Score : $100$ points

Problem Statement

There are $N$ stones, numbered $1, 2, \ldots, N$. For each $i$ ($1 \leq i \leq N$), the height of Stone $i$ is $h_i$.

There is a frog who is initially on Stone $1$. He will repeat the following action some number of times to reach Stone $N$:

• If the frog is currently on Stone $i$, jump to one of the following: Stone $i + 1, i + 2, \ldots, i + K$. Here, a cost of $|h_i - h_j|$ is incurred, where $j$ is the stone to land on.
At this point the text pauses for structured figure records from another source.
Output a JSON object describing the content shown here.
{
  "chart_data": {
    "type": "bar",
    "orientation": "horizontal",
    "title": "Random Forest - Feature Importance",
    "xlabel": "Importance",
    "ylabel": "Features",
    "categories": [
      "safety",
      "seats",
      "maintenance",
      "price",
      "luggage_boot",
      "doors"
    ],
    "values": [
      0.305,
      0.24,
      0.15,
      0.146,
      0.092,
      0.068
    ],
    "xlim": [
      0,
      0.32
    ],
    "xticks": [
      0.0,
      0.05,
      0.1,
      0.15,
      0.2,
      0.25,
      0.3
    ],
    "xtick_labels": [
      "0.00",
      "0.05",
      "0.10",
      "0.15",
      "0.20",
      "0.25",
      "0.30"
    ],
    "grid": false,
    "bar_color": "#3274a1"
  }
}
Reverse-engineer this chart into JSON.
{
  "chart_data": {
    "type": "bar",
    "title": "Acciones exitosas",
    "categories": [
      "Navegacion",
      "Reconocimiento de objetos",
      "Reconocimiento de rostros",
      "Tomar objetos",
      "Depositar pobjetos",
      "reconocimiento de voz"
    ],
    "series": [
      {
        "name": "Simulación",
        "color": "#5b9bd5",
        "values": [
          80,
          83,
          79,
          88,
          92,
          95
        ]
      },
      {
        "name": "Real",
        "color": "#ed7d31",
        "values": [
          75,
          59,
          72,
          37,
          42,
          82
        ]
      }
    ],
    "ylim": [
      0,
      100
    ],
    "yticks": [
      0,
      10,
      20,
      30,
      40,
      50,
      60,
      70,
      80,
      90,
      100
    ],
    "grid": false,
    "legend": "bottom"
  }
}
Find the minimum possible total cost incurred before the frog reaches Stone $N$.

Constraints

• All values in input are integers.
• $2 \leq N \leq 10^5$
• $1 \leq K \leq 100$
• $1 \leq h_i \leq 10^4$

Input

Input is given from Standard Input in the following format:

$N$ $K$

$h_1$ $h_2$ $\ldots$ $h_N$

Output

Print the minimum possible total cost incurred.

5 3
10 30 40 50 20

30

If we follow the path $1$ → $2$ → $5$, the total cost incurred would be $|10 - 30| + |30 - 20| = 30$.

3 1
10 20 10

20

If we follow the path $1$ → $2$ → $3$, the total cost incurred would be $|10 - 20| + |20 - 10| = 20$.

2 100
10 10

0

If we follow the path $1$ → $2$, the total cost incurred would be $|10 - 10| = 0$.

10 4
40 10 20 70 80 10 20 70 80 60

40

If we follow the path $1$ → $4$ → $8$ → $10$, the total cost incurred would be $|40 - 70| + |70 - 70| + |70 - 60| = 40$.